“Love Is All You Need?”: Gay Empathy Exercise

How Would YOU Live if you Couldn’t LOVE? (Tagline for film Love Is All You Need?)

Or, another question: If you’re gay and you want others to understand and accept you, how do you effectively get them to put the shoe on the other foot? To have empathy? A new feature film by Kim Rocco Shields called Love Is All You Need?, which has been starting to make the festival rounds, apparently pulls this off.

Love Is All You Need? is based on the popular and award winning short film of the same title, which you can watch online or at the end of this post.

From the feature’s producers: “Love Is All You Need? thrusts its audience into another thought of existence that does more than just acknowledge there is a serious social problem affecting the gay community and does more than just talk about the issue. In Love Is All You Need? its audience lives the issue. Different people and their individual, unique lives intertwine and collide in a world confronted with controversy and forbidden love…”

The film “tackles the topics of tolerance and bullying with a twist: in this movie, gay is straight, straight is gay, and heterophobia is prevalent.”

You can watch the trailer below:

One way to get a sampling of what this is all about is to see the powerful 2011 short Love Is All You Need? first. Jeremy Bamidele, The Huffington Post, reports that this little “gay film for straight audiences” has to date reached 25 million views online.

It clocks in at about 17 minutes before closing credits, and I can vouch for this version being quite the harrowing experience. The IMDB description:

Love is All You Need? tells the story of Ashley, a young teen who is raised in the picture perfect all-American family with two moms, two grandpas, two uncles, and a little brother. But Ashley has a problem, she has a crush on a boy at school, which is against everything this world has ever taught her. This undeniable attraction to the opposite sex causes her to be the constant target of verbal and physical abuse until she is driven to a tragic end.

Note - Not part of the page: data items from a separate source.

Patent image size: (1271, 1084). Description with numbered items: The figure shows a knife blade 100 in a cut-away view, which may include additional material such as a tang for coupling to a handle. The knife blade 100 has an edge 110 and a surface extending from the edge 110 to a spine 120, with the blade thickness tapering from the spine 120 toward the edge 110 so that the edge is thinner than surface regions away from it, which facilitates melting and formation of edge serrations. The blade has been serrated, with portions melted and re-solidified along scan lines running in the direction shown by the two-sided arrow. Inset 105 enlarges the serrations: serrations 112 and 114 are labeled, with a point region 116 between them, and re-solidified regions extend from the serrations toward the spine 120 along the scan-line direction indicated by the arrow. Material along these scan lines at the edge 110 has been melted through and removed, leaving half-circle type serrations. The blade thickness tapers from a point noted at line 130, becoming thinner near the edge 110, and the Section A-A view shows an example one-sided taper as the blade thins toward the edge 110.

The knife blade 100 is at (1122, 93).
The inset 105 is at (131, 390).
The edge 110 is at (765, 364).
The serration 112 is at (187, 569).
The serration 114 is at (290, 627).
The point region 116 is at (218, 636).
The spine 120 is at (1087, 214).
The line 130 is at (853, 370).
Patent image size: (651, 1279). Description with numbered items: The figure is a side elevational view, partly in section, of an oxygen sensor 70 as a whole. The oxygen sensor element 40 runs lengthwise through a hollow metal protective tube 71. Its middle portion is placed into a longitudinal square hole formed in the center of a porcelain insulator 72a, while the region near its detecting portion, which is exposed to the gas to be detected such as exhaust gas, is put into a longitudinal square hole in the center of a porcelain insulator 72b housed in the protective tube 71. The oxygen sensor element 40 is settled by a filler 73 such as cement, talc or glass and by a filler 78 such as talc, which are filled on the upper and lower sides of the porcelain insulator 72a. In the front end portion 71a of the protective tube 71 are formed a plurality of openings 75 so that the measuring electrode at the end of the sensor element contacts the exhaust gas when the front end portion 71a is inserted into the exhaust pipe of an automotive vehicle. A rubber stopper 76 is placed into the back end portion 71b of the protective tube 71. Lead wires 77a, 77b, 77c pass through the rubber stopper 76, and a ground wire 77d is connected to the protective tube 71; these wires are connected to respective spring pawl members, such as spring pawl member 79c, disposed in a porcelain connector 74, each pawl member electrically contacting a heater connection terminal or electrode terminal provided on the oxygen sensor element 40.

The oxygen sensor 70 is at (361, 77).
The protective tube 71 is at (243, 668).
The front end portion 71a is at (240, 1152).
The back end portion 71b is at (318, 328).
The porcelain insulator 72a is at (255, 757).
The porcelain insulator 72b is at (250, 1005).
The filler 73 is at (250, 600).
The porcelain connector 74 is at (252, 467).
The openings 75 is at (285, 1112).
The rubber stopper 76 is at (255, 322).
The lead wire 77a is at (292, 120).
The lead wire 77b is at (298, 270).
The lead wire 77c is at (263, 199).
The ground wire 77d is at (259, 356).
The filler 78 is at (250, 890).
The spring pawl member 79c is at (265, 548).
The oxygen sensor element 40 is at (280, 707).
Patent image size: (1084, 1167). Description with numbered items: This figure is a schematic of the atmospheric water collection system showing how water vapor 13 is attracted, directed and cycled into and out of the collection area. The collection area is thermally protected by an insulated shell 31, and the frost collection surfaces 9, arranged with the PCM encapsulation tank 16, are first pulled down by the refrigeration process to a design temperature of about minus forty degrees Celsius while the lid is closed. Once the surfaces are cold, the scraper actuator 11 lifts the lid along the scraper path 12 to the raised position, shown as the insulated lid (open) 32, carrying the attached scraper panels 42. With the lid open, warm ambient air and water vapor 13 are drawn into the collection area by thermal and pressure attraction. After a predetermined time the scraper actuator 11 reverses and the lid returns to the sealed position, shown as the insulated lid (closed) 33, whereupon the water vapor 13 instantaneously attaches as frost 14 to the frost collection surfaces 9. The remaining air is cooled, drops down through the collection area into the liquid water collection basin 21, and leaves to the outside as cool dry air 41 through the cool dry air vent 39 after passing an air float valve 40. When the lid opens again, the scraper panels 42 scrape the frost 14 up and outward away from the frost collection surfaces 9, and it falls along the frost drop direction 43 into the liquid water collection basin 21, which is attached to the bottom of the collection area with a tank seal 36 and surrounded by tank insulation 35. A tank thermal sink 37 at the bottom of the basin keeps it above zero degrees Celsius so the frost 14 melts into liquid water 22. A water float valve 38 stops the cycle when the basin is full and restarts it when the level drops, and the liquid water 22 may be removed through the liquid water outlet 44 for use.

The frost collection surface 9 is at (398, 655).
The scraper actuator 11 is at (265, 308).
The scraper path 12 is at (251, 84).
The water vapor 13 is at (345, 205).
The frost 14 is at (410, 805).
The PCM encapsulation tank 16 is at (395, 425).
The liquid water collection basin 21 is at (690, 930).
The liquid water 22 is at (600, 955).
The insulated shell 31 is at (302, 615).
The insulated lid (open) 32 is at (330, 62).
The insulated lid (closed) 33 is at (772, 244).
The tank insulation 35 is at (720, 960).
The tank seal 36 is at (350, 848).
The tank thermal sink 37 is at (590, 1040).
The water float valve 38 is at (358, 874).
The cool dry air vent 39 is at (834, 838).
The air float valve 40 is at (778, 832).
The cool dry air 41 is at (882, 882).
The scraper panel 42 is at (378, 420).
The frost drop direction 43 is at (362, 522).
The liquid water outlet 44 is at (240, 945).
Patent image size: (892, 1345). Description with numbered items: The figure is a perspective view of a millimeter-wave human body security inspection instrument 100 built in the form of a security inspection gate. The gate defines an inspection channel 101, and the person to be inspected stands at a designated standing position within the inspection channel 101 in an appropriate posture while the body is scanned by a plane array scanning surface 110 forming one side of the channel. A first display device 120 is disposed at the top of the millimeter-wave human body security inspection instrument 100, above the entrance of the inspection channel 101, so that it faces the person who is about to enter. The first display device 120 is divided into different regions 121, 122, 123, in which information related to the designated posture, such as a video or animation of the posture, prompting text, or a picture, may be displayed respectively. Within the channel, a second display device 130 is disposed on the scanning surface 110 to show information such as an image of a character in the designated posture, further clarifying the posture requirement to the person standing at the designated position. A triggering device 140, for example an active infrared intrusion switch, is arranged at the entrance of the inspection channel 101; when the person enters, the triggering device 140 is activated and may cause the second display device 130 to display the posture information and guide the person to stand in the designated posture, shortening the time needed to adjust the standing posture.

This film hopes to shed light onto the highly controversial issue of human and equal rights in the LGBT Community, and also raise awareness to our current world as to the obstacles that this community faces.

In sum, both films ask, what if we had a different society and the opposite of the twin attitudes of homophobia and heterosexism were actually a common thing? In other words, that it’s okay and “normal” to be gay or lesbian but not to be straight?